Wednesday, January 30, 2008

Been thinking of handcuffs

jessica's 55$ haircut. ?!



lking like a damn burglar!



For nicholas to paste in his locker and own his commando boys(: (:





ok i cant sleep :( the past three days ive been slping at unearthly hours and waking up at 12. I hate waking up late actually, makes me feel like i wasted my whole morning. and frankly, there's a certain cloud of anxiety surrounding afternoons.

so what am i doing?? reading xiaxue's blog.
HAHA. seriously, i think she's really engaging. i think spore needs more people like her.. Unafraid to speak their minds, unafraid to admit they arent exactly gorgeous, or say, "im not putting her solo pic cos i want more attention on me.(hey at least i dont deny it!)"


Even if its not bout the most political, philosophical issues so what? you can come to your own epiphanies reading frivolous rants, seriously.

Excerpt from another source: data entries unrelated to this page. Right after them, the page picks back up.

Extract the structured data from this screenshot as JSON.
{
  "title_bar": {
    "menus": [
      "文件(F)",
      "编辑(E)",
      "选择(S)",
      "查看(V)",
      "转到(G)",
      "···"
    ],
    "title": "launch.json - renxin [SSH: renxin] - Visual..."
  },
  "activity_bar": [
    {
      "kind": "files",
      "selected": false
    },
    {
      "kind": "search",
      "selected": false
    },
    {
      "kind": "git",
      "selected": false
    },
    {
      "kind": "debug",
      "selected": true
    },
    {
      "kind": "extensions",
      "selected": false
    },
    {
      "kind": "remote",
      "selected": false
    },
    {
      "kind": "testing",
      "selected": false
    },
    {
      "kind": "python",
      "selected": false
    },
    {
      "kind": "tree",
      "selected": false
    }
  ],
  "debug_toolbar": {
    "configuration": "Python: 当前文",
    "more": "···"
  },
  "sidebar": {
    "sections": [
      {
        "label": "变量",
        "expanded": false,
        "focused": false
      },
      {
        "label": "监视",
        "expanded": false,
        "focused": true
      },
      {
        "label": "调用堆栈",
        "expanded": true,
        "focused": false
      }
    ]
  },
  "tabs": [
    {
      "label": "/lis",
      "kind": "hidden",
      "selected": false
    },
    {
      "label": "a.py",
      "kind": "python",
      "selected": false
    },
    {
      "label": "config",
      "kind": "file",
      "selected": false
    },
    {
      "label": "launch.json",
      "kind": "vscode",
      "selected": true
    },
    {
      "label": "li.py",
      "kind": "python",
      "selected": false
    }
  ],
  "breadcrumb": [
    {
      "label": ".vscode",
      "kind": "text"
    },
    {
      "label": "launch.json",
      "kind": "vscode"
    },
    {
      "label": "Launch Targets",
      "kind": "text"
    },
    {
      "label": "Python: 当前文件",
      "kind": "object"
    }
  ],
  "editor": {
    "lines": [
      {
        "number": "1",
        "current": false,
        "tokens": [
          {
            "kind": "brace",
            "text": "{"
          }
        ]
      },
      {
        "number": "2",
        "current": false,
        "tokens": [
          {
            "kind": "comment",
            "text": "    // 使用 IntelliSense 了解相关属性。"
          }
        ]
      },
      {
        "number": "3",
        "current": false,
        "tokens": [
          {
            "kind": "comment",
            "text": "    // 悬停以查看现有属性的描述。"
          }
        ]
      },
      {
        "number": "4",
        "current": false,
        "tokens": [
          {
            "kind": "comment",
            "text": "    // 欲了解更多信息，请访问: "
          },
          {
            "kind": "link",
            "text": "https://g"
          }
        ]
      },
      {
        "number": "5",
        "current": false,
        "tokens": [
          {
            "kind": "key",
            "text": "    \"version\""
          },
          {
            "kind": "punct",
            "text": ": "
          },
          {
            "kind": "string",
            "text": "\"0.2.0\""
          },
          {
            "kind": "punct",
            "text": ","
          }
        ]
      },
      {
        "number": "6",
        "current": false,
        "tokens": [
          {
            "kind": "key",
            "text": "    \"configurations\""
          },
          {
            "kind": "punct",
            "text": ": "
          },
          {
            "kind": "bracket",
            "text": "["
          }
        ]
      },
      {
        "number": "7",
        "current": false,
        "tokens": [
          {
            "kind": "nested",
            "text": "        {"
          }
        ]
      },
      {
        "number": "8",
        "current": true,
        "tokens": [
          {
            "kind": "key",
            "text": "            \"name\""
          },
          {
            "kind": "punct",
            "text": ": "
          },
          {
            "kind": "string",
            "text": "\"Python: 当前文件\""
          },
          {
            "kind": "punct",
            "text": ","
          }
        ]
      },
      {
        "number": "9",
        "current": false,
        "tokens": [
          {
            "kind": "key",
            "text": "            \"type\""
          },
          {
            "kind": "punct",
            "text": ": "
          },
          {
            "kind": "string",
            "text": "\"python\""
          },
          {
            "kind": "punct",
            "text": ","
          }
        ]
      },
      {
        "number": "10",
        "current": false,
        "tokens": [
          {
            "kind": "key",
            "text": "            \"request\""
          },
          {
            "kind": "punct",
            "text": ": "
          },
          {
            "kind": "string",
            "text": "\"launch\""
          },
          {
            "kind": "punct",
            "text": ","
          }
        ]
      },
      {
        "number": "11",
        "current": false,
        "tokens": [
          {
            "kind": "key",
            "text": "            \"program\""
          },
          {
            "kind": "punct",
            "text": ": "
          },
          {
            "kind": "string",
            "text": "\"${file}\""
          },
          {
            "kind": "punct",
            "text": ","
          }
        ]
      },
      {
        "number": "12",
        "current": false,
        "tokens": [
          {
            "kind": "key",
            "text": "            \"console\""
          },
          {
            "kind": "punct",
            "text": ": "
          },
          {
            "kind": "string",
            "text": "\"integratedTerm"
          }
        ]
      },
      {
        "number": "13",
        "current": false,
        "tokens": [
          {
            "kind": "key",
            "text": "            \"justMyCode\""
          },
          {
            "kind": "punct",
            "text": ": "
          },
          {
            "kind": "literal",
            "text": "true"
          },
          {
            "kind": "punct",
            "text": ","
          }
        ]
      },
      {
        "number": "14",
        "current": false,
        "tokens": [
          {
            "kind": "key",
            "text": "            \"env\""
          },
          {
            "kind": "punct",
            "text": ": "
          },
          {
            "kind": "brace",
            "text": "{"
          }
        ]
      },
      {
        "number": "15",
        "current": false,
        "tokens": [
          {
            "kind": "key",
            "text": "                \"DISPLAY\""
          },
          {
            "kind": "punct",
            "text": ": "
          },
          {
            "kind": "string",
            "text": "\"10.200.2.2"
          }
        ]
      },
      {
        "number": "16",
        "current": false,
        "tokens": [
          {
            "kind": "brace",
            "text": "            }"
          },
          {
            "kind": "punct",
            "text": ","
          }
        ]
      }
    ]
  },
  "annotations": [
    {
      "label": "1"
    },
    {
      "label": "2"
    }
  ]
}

But enough about my xiaxue enlightenment, its time to wallow in self pity (:
...

My daddy and I, our relationship's very VERY volatile. We're both volcanoes. stupid volcanos. We erupt every day. It almost seems like some NEED. hahah. But the gd thing is things return to normal almost like magic. Even im amazed myself. But then again, i still wish things didnt have to be this way. Having such a strict daddy makes me clam up. I dont feel the same enthusiasm to share whats happening in my life with him as i do with my mum. and many times i have to lie, or tell him half-truths, or not even say anything at all. sometimes my mum helps me keep secrets from my dad, and while its all girl power "mummy-i-love-you-so-much", it feels like some conspiracy against my dad and that's just sad :( I do know fathers feel inadequate (watched it on Oprah), and im sure my dad realises the way i voluntarily tell my mum stuff but not him. When i tell him stuff about my life, it's usually always in vehement self defence..To convince him that whatever im doing's worth it. I guess maybe cos im still 18, still his baby girl. Maybe when im 21 it'll be better (:


okay obviously something happened today.



ANYWAY(:

right now i cant tell if its love or just the hormones. HAHA (hello xt!) like bordering on both. But the more i know the more i love, though. and im learning to count my blessings (:



okay its late, i wont talk bout haagen dazs and swimming and how im working for PEANUTS and a daily scoop of sorbet with hotfudge and rainbow sprinkles. thankyou for the fattieS gdnight!!!